Adding Benecol products containing plant stanols to the diet of patients already on statin medication provides on average an additional 10% reduction in plasma LDL cholesterol4,5.12.

This reduction is greater than that typically obtained by doubling the statin dose (6–7%)13.14. Additionally, evidence suggests that 25% of statin-treated patients show inadequate LDL-C lowering as a result of low cholesterol synthesis, and may benefit especially from a combination of statins and regimens to lower cholesterol absorption, such as plant stanol ester15.

Ways of characterising patients based on their cholesterol metabolism (high/low cholesterol synthesisers) are not readily available. For this reason, recommending the use of Benecol products with plant stanol ester can be an effective cholesterol-lowering alternative to raising statin dosage and a convenient way to ensure an effective LDL lowering effect independent of cholesterol metabolism.

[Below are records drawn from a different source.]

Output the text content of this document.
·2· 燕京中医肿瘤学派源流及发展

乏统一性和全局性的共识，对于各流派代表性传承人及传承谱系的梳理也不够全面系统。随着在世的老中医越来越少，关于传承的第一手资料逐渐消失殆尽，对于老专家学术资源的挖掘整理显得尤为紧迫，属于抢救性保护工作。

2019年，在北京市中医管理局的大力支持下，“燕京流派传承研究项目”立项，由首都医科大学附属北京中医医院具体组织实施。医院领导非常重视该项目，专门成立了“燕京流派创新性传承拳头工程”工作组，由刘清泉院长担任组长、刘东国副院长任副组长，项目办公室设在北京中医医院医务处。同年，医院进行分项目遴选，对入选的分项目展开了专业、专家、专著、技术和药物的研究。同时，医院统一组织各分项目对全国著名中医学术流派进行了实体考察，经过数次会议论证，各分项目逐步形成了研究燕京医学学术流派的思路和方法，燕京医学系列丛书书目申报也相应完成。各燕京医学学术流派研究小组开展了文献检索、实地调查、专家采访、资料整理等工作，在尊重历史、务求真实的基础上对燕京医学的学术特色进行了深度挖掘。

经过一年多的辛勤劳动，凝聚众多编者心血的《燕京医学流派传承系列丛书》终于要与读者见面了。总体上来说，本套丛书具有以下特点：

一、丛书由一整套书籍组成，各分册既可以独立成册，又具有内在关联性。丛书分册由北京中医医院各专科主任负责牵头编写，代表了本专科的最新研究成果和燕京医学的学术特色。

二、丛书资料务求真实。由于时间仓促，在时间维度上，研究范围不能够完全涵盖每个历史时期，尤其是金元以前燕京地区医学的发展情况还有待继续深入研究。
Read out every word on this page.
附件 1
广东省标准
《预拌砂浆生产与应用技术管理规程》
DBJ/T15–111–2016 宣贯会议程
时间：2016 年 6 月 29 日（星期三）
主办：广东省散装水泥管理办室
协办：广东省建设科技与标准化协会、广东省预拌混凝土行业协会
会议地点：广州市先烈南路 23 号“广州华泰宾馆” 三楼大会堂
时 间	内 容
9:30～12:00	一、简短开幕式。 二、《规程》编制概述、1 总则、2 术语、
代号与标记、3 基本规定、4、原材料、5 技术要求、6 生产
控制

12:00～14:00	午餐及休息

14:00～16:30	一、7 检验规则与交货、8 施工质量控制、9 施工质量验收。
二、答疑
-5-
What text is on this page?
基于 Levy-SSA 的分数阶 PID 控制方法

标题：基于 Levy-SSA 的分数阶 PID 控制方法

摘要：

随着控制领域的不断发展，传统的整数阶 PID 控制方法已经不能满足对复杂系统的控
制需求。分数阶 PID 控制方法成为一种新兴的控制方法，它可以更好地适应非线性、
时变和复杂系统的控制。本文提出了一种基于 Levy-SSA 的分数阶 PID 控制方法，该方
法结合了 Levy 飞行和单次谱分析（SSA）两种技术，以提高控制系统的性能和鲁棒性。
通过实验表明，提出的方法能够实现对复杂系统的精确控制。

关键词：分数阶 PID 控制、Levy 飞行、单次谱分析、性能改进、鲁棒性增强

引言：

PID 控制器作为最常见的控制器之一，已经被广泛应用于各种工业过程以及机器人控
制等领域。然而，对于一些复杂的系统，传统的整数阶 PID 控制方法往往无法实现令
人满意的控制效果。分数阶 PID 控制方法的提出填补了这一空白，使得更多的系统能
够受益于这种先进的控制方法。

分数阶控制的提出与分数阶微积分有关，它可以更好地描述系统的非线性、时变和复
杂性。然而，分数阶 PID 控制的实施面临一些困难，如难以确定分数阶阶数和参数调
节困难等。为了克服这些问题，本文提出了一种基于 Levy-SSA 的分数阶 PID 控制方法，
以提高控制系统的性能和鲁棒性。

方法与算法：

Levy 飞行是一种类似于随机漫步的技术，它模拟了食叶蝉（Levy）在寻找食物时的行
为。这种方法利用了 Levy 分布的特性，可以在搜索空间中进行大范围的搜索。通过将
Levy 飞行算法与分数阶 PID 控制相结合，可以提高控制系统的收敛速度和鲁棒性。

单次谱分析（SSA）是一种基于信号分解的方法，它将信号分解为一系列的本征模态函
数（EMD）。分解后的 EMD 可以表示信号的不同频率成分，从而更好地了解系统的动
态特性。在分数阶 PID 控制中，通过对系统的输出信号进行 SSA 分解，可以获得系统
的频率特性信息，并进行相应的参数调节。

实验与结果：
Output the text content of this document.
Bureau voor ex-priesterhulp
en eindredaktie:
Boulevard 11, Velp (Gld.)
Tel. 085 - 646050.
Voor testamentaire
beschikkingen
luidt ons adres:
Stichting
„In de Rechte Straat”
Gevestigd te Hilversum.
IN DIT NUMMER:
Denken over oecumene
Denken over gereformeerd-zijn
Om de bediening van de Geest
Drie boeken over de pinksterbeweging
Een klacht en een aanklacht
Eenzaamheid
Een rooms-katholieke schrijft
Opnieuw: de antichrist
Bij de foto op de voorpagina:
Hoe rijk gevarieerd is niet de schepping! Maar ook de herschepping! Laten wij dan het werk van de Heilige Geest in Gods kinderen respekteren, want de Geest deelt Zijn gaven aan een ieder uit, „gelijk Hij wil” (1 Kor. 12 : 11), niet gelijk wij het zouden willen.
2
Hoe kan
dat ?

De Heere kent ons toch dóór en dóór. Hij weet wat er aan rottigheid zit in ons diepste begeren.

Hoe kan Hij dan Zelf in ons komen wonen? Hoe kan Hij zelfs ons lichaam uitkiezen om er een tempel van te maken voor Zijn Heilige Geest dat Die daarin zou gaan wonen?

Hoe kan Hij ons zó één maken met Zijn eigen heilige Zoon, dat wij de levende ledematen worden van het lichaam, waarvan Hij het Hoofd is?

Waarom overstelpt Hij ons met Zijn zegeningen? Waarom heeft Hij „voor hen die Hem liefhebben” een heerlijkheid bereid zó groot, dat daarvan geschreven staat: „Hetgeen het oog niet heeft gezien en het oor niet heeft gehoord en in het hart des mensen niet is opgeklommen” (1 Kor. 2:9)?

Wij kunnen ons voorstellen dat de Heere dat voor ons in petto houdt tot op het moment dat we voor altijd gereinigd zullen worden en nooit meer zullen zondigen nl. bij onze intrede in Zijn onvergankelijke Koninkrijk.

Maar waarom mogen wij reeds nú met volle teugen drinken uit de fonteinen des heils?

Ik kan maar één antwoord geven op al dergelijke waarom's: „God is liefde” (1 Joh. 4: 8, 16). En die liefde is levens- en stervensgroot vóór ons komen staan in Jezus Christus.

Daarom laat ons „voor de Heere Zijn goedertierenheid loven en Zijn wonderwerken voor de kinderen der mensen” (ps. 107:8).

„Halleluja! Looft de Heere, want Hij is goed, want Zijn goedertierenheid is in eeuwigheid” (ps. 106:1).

Plant stanol ester (1.5–3.0 g plant stanols a day) lowers cholesterol as part of any kind of lifestyle by 7–12.5% in just 2–3 weeks1. Best total results are achieved when other dietary alterations are implemented as well. Combining plant stanol ester with statin medication may help to postpone the need to increase the statin dose or help reach further reduction when maximal statin dose is already in use.
Adapted from Gylling et al 201413. De Jong et al. 20084 and Blair et al. 20005.

References

  1. The EU Register of nutrition and health claims made on foods. EU 2016 [online] available at: https://ec.europa.eu/food/safety/labelling_nutrition/claims/register/
    public/?event=search (accessed December 2020).
  2. Miettinen et al. N Engl J Med 1995; 333(20): 1308–1312.
  3. Hallikainen et al. Am J Clin Nutr 1999; 69(3): 403–410.
  4. De Jong et al. Br J of Nutr 2008; 100(5): 937–941.
  5. Blair et al. Am J Cardiol 2000; 86(1): 46–52.
  6. Miettinen et al. Am J Clin Nutr 2000; 71(5): 1095–1102.
  7. Hallikainen et al. BMC Cardiovasc Disord 2002; 2: 14.
  8. Mensink et al. Atherosclerosis 2002; 160(1): 205–213.
  9. Noakes et al. Am J Clin Nutr 2002; 75(1): 79–86.
  10. Jones et al. J Lipid Res 2000; 41(5): 697–705.
  11. EFSA Panel on Dietetic Products, Nutrition and Allergies. EFSA Journal 2012; 10(5): 2693.
  12. Hallikainen et al. Atherosclerosis 2011; 217(2): 473–478.
  13. Gylling et al. Atherosclerosis 2014; 232(2): 346–360.
  14. National Institute for Health and Care Excellence. Cardiovascular disease: risk assessment and reduction, including lipid modification. NICE 2016 [online] available at: https://www.nice.org.uk/guidance/cg181/chapter/Appendix-A-Grouping-of-statins. (accessed December 2020).
  15. Lütjohann et al. Pharmacol Ther 2019; 199: 111–116.